The series of this chipset family that equips the new MacBooks Pro is JHL7540, which according to Intel and as above, supports DisplayPort 1.4. However, in addition to getting a compatible Thunderbolt 3 port, support for this interface also depends on the graphics card installed, which varies with MacBook Pro and leaves the 13 inch model out of the picture.
As disclosed by MacRumors, the new 13-inch TouchBook MacBook Pro supports the standard High-Bit Rate 2 (HBR2)which corresponds to DisplayPort version 1.2 which allows you to connect the device to an external 4K display and display images at 60Hz due to a limitation of the integrated Intel Iris Plus 655 GPU.

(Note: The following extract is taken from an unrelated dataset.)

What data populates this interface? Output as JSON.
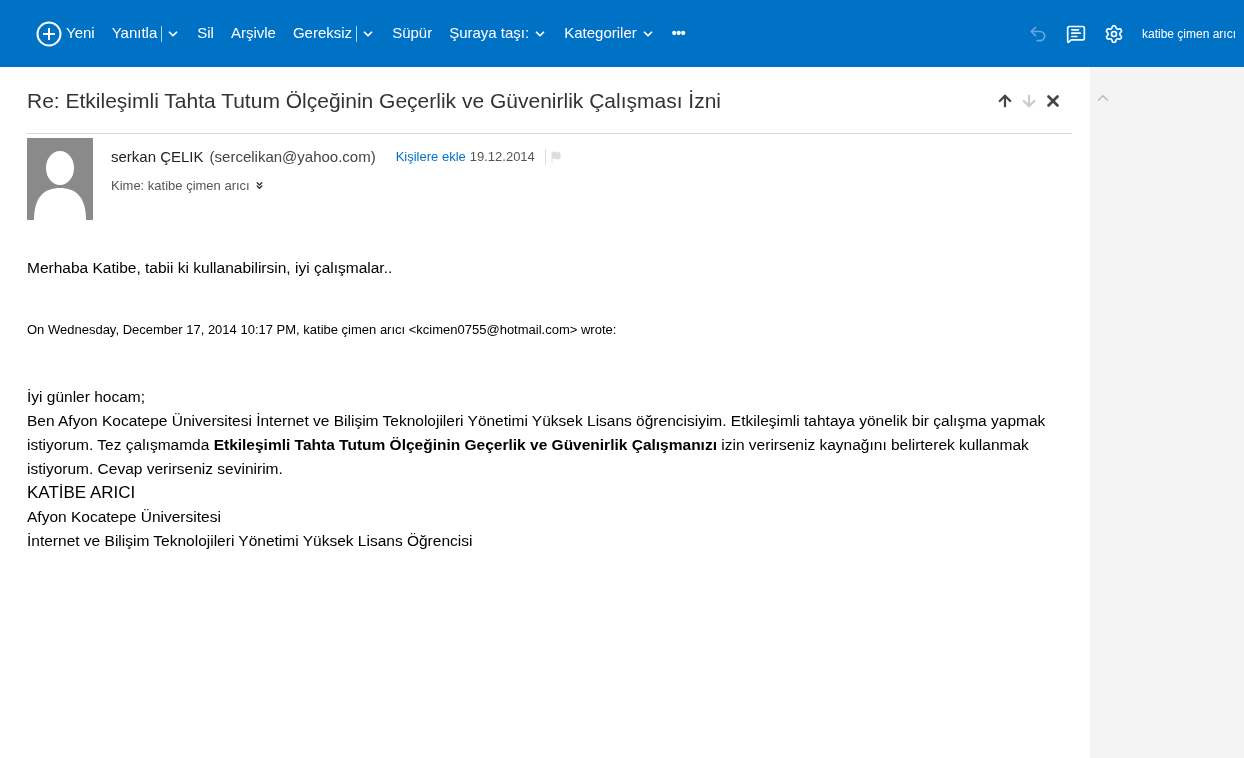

On the other hand, the 15 inch Touch Bar model supports the new protocol. High-Bit Rate 3 (HBR3), the signal standard of both DisplayPort 1.3 and 1.4. Apple says the dedicated AMD Radeon Pro graphics let you connect up to two 5K monitors at a 60Hz rate to your notebook.
So the new 15-inch MacBook Pro theoretically supports DisplayPort's 1.4 interface, but still can't control an 8K display, contrary to the promise of the new Intel chipset. This may be enabled by a future software update, but nothing is certain at this time.
This is not the only indication that even working together, Intel and Apple have not thought of the best way to equip new components. Just this week, a controversy arose around the overheating of the 15-inch model equipped with the new generation Core i9 processor from the same manufacturer, and who is to blame for that.
Still related to Thunderbolt connections, yesterday we also commented that Apple has confirmed that all Thunderbolt 3 ports on the new 13 inch MacBook Pro are equal and offer a transmission speed that can reach 40Gbps, unlike previous models where only the left ports hit such a band.